Sharded models
Download a model that is sharded into multiple parts.
Overview
Some models may be distributed as multiple files (shards) instead of a single large one. loadModel() supports sharded models and ensures that all shards are available before loading it. For this, shard file names must follow the pattern: <name>-00001-of-0000X.<ext>.
Important
For now, sharded models are supported only for GGUF models.
Supported formats
- Archives (
.tar,.tar.gz,.tgz): HTTP or local with automatic extraction - HTTP sharded URL: pass the download URL of any shard and the SDK will fetch the remaining shards
- Hyperdrive: use any sharded Hyperdrive model source
- Local shards: pass the path to any shard file.
Local sharded models
All files must be present in the same directory:
- All numbered shard files, for example:
model-00001-of-00005.ggufmodel-00002-of-00005.gguf- …
model-00005-of-00005.gguf
- A companion tensors manifest file:
model.tensors.txt
When using loadModel(), you pass the path to the first shard (e.g., model-00001-of-00005.gguf), and the SDK automatically detects and loads the remaining shards.
Functions
loadModel()— pass the path/URL of any shard; SDK fetches remaining shards- Use the model as usual (
completion(),embed(), etc.) unloadModel()

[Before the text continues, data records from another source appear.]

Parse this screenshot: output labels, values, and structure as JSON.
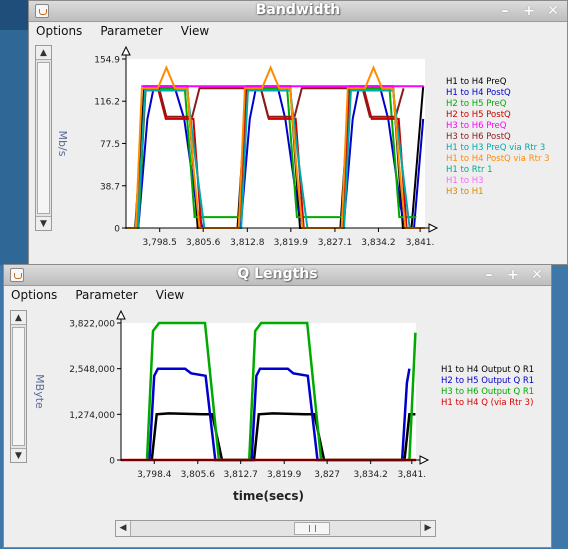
{
  "window1": {
    "title": "Bandwidth",
    "menu": [
      "Options",
      "Parameter",
      "View"
    ],
    "buttons": [
      "–",
      "+",
      "✕"
    ]
  },
  "window2": {
    "title": "Q Lengths",
    "menu": [
      "Options",
      "Parameter",
      "View"
    ],
    "buttons": [
      "–",
      "+",
      "✕"
    ]
  },
  "chart_data": [
    {
      "type": "line",
      "title": "",
      "xlabel": "",
      "ylabel": "Mb/s",
      "ylim": [
        0,
        154.9
      ],
      "xlim": [
        3793,
        3841.8
      ],
      "yticks": [
        "154.9",
        "116.2",
        "77.5",
        "38.7",
        "0"
      ],
      "ytick_values": [
        154.9,
        116.2,
        77.5,
        38.7,
        0
      ],
      "xticks": [
        "3,798.5",
        "3,805.6",
        "3,812.8",
        "3,819.9",
        "3,827.1",
        "3,834.2",
        "3,841."
      ],
      "xtick_values": [
        3798.5,
        3805.6,
        3812.8,
        3819.9,
        3827.1,
        3834.2,
        3841
      ],
      "legend_position": "right",
      "series": [
        {
          "name": "H1 to H4 PreQ",
          "color": "#000000",
          "points": [
            [
              3793,
              0
            ],
            [
              3794.5,
              0
            ],
            [
              3796,
              130
            ],
            [
              3803,
              130
            ],
            [
              3804.7,
              0
            ],
            [
              3811.2,
              0
            ],
            [
              3812.7,
              130
            ],
            [
              3819.8,
              130
            ],
            [
              3821.4,
              0
            ],
            [
              3828,
              0
            ],
            [
              3829.5,
              130
            ],
            [
              3836.6,
              130
            ],
            [
              3838.2,
              0
            ],
            [
              3839.6,
              0
            ],
            [
              3841.5,
              130
            ]
          ]
        },
        {
          "name": "H1 to H4 PostQ",
          "color": "#0000cc",
          "points": [
            [
              3793,
              0
            ],
            [
              3795,
              0
            ],
            [
              3796.5,
              100
            ],
            [
              3797.5,
              128
            ],
            [
              3801,
              128
            ],
            [
              3802.5,
              100
            ],
            [
              3804.5,
              20
            ],
            [
              3805.5,
              0
            ],
            [
              3811.7,
              0
            ],
            [
              3813.2,
              100
            ],
            [
              3814.2,
              128
            ],
            [
              3817.8,
              128
            ],
            [
              3819,
              100
            ],
            [
              3821,
              20
            ],
            [
              3822,
              0
            ],
            [
              3828.5,
              0
            ],
            [
              3830,
              100
            ],
            [
              3831,
              128
            ],
            [
              3834.5,
              128
            ],
            [
              3835.8,
              100
            ],
            [
              3837.8,
              20
            ],
            [
              3838.6,
              0
            ],
            [
              3840,
              0
            ],
            [
              3841.5,
              100
            ]
          ]
        },
        {
          "name": "H2 to H5 PreQ",
          "color": "#00aa00",
          "points": [
            [
              3793,
              0
            ],
            [
              3795,
              0
            ],
            [
              3796.2,
              128
            ],
            [
              3802.6,
              128
            ],
            [
              3804.2,
              10
            ],
            [
              3811.6,
              10
            ],
            [
              3812.9,
              128
            ],
            [
              3819.3,
              128
            ],
            [
              3820.9,
              10
            ],
            [
              3828.4,
              10
            ],
            [
              3829.6,
              128
            ],
            [
              3836,
              128
            ],
            [
              3837.6,
              10
            ],
            [
              3840.4,
              10
            ]
          ]
        },
        {
          "name": "H2 to H5 PostQ",
          "color": "#cc0000",
          "points": [
            [
              3793,
              0
            ],
            [
              3794.8,
              0
            ],
            [
              3796.2,
              128
            ],
            [
              3798.2,
              128
            ],
            [
              3799.5,
              100
            ],
            [
              3804,
              100
            ],
            [
              3805.3,
              0
            ],
            [
              3811.4,
              0
            ],
            [
              3812.8,
              128
            ],
            [
              3815,
              128
            ],
            [
              3816.3,
              100
            ],
            [
              3820.7,
              100
            ],
            [
              3822,
              0
            ],
            [
              3828.2,
              0
            ],
            [
              3829.6,
              128
            ],
            [
              3831.8,
              128
            ],
            [
              3833.1,
              100
            ],
            [
              3837.5,
              100
            ],
            [
              3838.8,
              0
            ]
          ]
        },
        {
          "name": "H3 to H6 PreQ",
          "color": "#ff00ff",
          "points": [
            [
              3795.5,
              130
            ],
            [
              3841.6,
              130
            ]
          ]
        },
        {
          "name": "H3 to H6 PostQ",
          "color": "#8b1a1a",
          "points": [
            [
              3796.8,
              128
            ],
            [
              3798.4,
              128
            ],
            [
              3799.6,
              102
            ],
            [
              3803.8,
              102
            ],
            [
              3805,
              128
            ],
            [
              3813.5,
              128
            ],
            [
              3815,
              128
            ],
            [
              3816.2,
              102
            ],
            [
              3820.5,
              102
            ],
            [
              3821.7,
              128
            ],
            [
              3830,
              128
            ],
            [
              3831.6,
              128
            ],
            [
              3832.8,
              102
            ],
            [
              3837,
              102
            ],
            [
              3838.3,
              128
            ]
          ]
        },
        {
          "name": "H1 to H3 PreQ via Rtr 3",
          "color": "#00aaaa",
          "points": [
            [
              3793,
              0
            ],
            [
              3794.9,
              0
            ],
            [
              3796.1,
              126
            ],
            [
              3803,
              126
            ],
            [
              3804.4,
              60
            ],
            [
              3805.8,
              0
            ],
            [
              3811.8,
              0
            ],
            [
              3812.9,
              126
            ],
            [
              3819.8,
              126
            ],
            [
              3821.2,
              60
            ],
            [
              3822.6,
              0
            ],
            [
              3828.6,
              0
            ],
            [
              3829.7,
              126
            ],
            [
              3836.6,
              126
            ],
            [
              3838,
              60
            ],
            [
              3839.3,
              0
            ]
          ]
        },
        {
          "name": "H1 to H4 PostQ via Rtr 3",
          "color": "#ff8c00",
          "points": [
            [
              3793,
              0
            ],
            [
              3794.6,
              0
            ],
            [
              3795.6,
              128
            ],
            [
              3798.2,
              128
            ],
            [
              3799.6,
              147
            ],
            [
              3801,
              128
            ],
            [
              3803,
              128
            ],
            [
              3804.1,
              50
            ],
            [
              3805,
              0
            ],
            [
              3811.4,
              0
            ],
            [
              3812.4,
              128
            ],
            [
              3815.2,
              128
            ],
            [
              3816.6,
              147
            ],
            [
              3818,
              128
            ],
            [
              3819.8,
              128
            ],
            [
              3820.9,
              50
            ],
            [
              3821.8,
              0
            ],
            [
              3828.2,
              0
            ],
            [
              3829.2,
              128
            ],
            [
              3832,
              128
            ],
            [
              3833.4,
              147
            ],
            [
              3834.8,
              128
            ],
            [
              3836.6,
              128
            ],
            [
              3837.7,
              50
            ],
            [
              3838.6,
              0
            ],
            [
              3841.8,
              0
            ]
          ]
        },
        {
          "name": "H1 to Rtr 1",
          "color": "#00aa88",
          "points": []
        },
        {
          "name": "H1 to H3",
          "color": "#ff66ff",
          "points": []
        },
        {
          "name": "H3 to H1",
          "color": "#dd8800",
          "points": []
        }
      ]
    },
    {
      "type": "line",
      "title": "",
      "xlabel": "time(secs)",
      "ylabel": "MByte",
      "ylim": [
        0,
        3822000
      ],
      "xlim": [
        3792.9,
        3841.7
      ],
      "yticks": [
        "3,822,000",
        "2,548,000",
        "1,274,000",
        "0"
      ],
      "ytick_values": [
        3822000,
        2548000,
        1274000,
        0
      ],
      "xticks": [
        "3,798.4",
        "3,805.6",
        "3,812.7",
        "3,819.9",
        "3,827",
        "3,834.2",
        "3,841."
      ],
      "xtick_values": [
        3798.4,
        3805.6,
        3812.7,
        3819.9,
        3827,
        3834.2,
        3841
      ],
      "legend_position": "right",
      "series": [
        {
          "name": "H1 to H4 Output Q R1",
          "color": "#000000",
          "points": [
            [
              3798,
              0
            ],
            [
              3798.8,
              1274000
            ],
            [
              3800.8,
              1300000
            ],
            [
              3806.4,
              1274000
            ],
            [
              3808,
              1274000
            ],
            [
              3809.6,
              0
            ],
            [
              3814.9,
              0
            ],
            [
              3815.7,
              1274000
            ],
            [
              3818,
              1300000
            ],
            [
              3823.3,
              1274000
            ],
            [
              3824.9,
              1274000
            ],
            [
              3826.5,
              0
            ],
            [
              3839.8,
              0
            ],
            [
              3840.6,
              1274000
            ],
            [
              3841.6,
              1274000
            ]
          ]
        },
        {
          "name": "H2 to H5 Output Q R1",
          "color": "#0000cc",
          "points": [
            [
              3797.6,
              0
            ],
            [
              3798.4,
              2350000
            ],
            [
              3799,
              2548000
            ],
            [
              3803.5,
              2548000
            ],
            [
              3804.5,
              2420000
            ],
            [
              3806.9,
              2350000
            ],
            [
              3808.5,
              0
            ],
            [
              3814.5,
              0
            ],
            [
              3815.3,
              2350000
            ],
            [
              3815.9,
              2548000
            ],
            [
              3820.5,
              2548000
            ],
            [
              3821.4,
              2420000
            ],
            [
              3823.8,
              2350000
            ],
            [
              3825.4,
              0
            ],
            [
              3839.4,
              0
            ],
            [
              3840.2,
              2150000
            ],
            [
              3840.6,
              2548000
            ]
          ]
        },
        {
          "name": "H3 to H6 Output Q R1",
          "color": "#00aa00",
          "points": [
            [
              3797.2,
              0
            ],
            [
              3798.2,
              3600000
            ],
            [
              3799.2,
              3822000
            ],
            [
              3805.3,
              3822000
            ],
            [
              3806.8,
              3822000
            ],
            [
              3809.1,
              0
            ],
            [
              3814.1,
              0
            ],
            [
              3815.1,
              3600000
            ],
            [
              3816.1,
              3822000
            ],
            [
              3822.2,
              3822000
            ],
            [
              3823.7,
              3822000
            ],
            [
              3826,
              0
            ],
            [
              3840.6,
              0
            ],
            [
              3841.6,
              3550000
            ]
          ]
        },
        {
          "name": "H1 to H4 Q (via Rtr 3)",
          "color": "#dd0000",
          "points": [
            [
              3792.9,
              0
            ],
            [
              3841.7,
              0
            ]
          ]
        }
      ]
    }
  ]
}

For how to use each function, see SDK — API reference.
Example
The following script shows an example of loading a sharded model with per-shard progress tracking:
import { completion, loadModel, unloadModel, VERBOSITY } from "@qvac/sdk";
// Sharded models can be loaded from:
// 1. HTTP archives: "https://example.com/model.tar.gz"
// 2. HTTP pattern: "https://example.com/model-00001-of-00005.gguf"
// 3. Hyperdrive: use any sharded model source/constant, eg: LLAMA_3_2_1B_INST_Q4_0_SHARD
// 4. Local filesystem: pass the path to the first shard file (Note: All shards must be in the same directory)
// 5. Local archive: pass the path to the archive file (.tar, .tar.gz, .tgz)
try {
const modelId = await loadModel({
modelSrc: "https://huggingface.co/Qwen/Qwen2.5-Coder-7B-Instruct-GGUF/resolve/main/qwen2.5-coder-7b-instruct-q4_0-00001-of-00002.gguf",
modelType: "llm",
modelConfig: {
device: "gpu",
ctx_size: 2048,
verbosity: VERBOSITY.ERROR,
},
onProgress: (progress) => {
// For sharded models, progress.shardInfo contains detailed progress for both
// individual shards AND overall download progress across all shards
if (progress.shardInfo) {
// For pattern-based or Hyperdrive shards
const { shardInfo } = progress;
console.log(`📥 Downloading ${shardInfo.shardName} (${shardInfo.currentShard}/${shardInfo.totalShards})\n` +
` File: ${progress.percentage.toFixed(1)}% (${(progress.downloaded / 1024 / 1024).toFixed(2)}MB / ${(progress.total / 1024 / 1024).toFixed(2)}MB)\n` +
` Overall: ${shardInfo.overallPercentage.toFixed(1)}% (${(shardInfo.overallDownloaded / 1024 / 1024).toFixed(2)}MB / ${(shardInfo.overallTotal / 1024 / 1024).toFixed(2)}MB)`);
}
else {
// For archive-based shards
console.log(`📥 Progress: ${progress.percentage.toFixed(1)}% ` +
`(${(progress.downloaded / 1024 / 1024).toFixed(2)}MB / ${(progress.total / 1024 / 1024).toFixed(2)}MB)`);
}
},
});
const history = [
{
role: "user",
content: "What are the benefits of sharding large language models? Use emojis in your response.",
},
];
const result = completion({ modelId, history, stream: true });
console.log("\n🤖 Model response:");
for await (const token of result.tokenStream) {
process.stdout.write(token);
}
const stats = await result.stats;
console.log("\n\n📊 Performance Stats:", stats);
await unloadModel({ modelId, clearStorage: false });
process.exit(0);
}
catch (error) {
console.error("❌ Error:", error);
process.exit(1);
}Tip: all examples throughout this documentation are self-contained and runnable. For instructions on how to run them, see SDK quickstart.